As part of the Palasczuk government’s effort to build Queensland’s circular economy, the not-for-profit Smart Precinct NQ has been announced as a support hub for helping local businesses transition towards a zero-waste society. The Townsville-based organisation will join two other regional centres in the state’s new $4 million pilot program tasked with helping industry-driven research get the private sector onboard.
Smart Precinct NQ was established as a non-profit in 2019 with the help of organisations such as the North Queensland Regional Operation of Councils and James Cook University to provide support and advice for the region’s growing business community.
In 2022, the environment ministers of Australia agreed to collaborate with the private sphere on eliminating waste and pollution, maximising the utility of materials, and pushing markets to create a functioning circular economy by 2030. Estimates show that establishing this nationally could provide $1.86 trillion over two decades as it reduces carbon emissions.
“We simply have to do a better job of conserving our precious resources and reducing waste to landfill,” Minister for the Environment and the Great Barrier Reef Leanne Linard said.
“Recycling certainly has its place, but we encourage industry to also think beyond recycling and focus more on the circular economy principles of designing out waste throughout production and a product’s usable life.
“On any given day, particularly in major population centres, you will see tonnes of waste sent to landfill centres – multiply this by our country’s population and the coming seven years to 2030 and it can be seen how imperative it is that we act now to reach this goal.”
The United Nations Conference on Trade and Development (UNCTAD) defines a circular economy as a system that gives incentives to markets for reusing products and investing them back into the economy, rather than turning them into waste and exploiting new materials.
Queensland’s Circular Economy (Industry-Research) Program is already supporting Mackay’s Resource Centre of Excellence and Toowoomba’s Agribusiness Connect, which are helping businesses in their regions move away from the linear ‘take-make-waste’ model.
If these hubs and Townsville’s Smart Precinct NQ can successfully embed these economic principles within local business operations, the program will be expanded to other locations throughout the state.
“I am keen to see Townsville and North Queensland at the forefront of this economic benefit,” Member for Townsville Scott Stewart said. “Embracing a circular economy isn’t just good for the environment, it’s good for business. For every one job in landfill, there are three jobs in recycling and remanufacturing.”
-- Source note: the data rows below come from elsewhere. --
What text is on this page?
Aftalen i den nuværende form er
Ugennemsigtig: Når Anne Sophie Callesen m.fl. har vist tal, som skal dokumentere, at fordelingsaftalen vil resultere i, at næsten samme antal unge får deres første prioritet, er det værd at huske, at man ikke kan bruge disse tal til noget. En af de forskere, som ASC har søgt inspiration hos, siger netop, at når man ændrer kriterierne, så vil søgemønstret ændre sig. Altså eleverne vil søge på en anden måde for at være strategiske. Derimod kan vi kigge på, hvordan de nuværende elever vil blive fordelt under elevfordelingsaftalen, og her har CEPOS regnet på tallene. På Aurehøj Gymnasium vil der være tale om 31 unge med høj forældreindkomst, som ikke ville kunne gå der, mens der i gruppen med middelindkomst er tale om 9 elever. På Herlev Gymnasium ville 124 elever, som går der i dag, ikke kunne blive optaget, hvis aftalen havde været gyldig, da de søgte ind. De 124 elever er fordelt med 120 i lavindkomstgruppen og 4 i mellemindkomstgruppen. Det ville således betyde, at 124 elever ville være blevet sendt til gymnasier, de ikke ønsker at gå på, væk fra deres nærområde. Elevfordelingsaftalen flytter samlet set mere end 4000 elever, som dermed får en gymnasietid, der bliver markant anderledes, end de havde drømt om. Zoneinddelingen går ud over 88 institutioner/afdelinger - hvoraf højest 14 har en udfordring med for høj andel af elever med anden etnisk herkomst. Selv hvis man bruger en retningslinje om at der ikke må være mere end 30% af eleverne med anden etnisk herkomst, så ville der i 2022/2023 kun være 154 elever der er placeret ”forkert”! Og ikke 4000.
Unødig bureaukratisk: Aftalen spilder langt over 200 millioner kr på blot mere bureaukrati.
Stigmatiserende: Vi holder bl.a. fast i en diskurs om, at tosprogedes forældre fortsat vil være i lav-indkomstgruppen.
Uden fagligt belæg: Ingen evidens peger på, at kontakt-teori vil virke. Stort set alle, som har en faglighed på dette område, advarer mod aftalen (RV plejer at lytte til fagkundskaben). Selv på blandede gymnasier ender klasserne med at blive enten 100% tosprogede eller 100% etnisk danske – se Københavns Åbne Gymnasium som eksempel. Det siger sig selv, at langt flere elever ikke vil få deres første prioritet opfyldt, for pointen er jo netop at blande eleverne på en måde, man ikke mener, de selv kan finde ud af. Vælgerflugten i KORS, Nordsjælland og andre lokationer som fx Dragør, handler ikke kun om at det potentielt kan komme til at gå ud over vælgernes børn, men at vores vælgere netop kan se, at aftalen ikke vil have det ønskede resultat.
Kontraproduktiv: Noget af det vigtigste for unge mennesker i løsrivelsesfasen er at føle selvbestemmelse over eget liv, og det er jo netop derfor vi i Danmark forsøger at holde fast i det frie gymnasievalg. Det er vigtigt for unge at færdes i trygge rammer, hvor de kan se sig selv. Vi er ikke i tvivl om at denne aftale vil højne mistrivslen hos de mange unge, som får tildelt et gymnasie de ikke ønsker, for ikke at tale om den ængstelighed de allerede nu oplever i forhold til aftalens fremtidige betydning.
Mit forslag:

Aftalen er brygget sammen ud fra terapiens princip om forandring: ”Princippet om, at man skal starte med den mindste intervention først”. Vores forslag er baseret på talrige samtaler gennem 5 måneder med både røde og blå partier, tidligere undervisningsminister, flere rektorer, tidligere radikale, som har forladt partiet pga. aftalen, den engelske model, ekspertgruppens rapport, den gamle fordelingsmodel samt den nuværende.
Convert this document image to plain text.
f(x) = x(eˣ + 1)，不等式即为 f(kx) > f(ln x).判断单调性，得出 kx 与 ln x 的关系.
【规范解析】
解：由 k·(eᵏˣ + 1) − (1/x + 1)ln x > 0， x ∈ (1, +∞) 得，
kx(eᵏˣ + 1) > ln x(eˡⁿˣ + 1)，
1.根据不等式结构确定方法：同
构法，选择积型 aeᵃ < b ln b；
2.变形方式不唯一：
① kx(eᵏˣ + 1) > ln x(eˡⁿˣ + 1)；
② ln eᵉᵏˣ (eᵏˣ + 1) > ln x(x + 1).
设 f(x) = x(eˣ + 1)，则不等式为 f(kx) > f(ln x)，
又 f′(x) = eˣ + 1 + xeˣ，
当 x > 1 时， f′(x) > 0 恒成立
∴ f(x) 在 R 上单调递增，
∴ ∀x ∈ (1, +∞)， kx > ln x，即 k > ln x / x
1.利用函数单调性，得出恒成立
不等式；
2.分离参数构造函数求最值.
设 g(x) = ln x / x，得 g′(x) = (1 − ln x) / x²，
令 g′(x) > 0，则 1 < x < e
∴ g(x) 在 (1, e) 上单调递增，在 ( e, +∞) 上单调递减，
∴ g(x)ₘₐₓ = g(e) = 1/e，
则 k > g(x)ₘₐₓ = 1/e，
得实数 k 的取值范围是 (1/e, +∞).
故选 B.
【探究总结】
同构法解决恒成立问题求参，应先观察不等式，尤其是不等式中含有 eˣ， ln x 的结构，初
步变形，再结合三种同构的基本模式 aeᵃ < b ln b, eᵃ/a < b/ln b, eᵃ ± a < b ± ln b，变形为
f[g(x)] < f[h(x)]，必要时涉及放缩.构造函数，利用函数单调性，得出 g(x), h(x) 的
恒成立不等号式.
According to the state government’s Waste Management and Resource Recovery Strategy, over the past 10 years Queensland’s recycling rate has remained steady but landfill has increased by around 19 per cent more than population growth. Between 2017-18 the state recycled 4.9 million tonnes or 45 per cent of the total 11 million tonnes generated, which is well below the highest rates of other states and the national average.
The growth in waste is partially due to increased consumption, interstate waste transported into the state for disposal thanks to the low landfill gate prices, and the non-existence of a waste levy.
On top of this, each year Queensland’s local governments spend $18 million to remove litter and illegally dumped waste. Partly to blame is China’s ban on the import of recycled material with higher contamination levels, which has impacted the commercial viability of the state’s kerbside recycling.
Currently the state government is collaborating with the rest of the Commonwealth to update the National Waste Policy, so the country is more resilient to international market fluctuations and has the capability to improve waste recovery.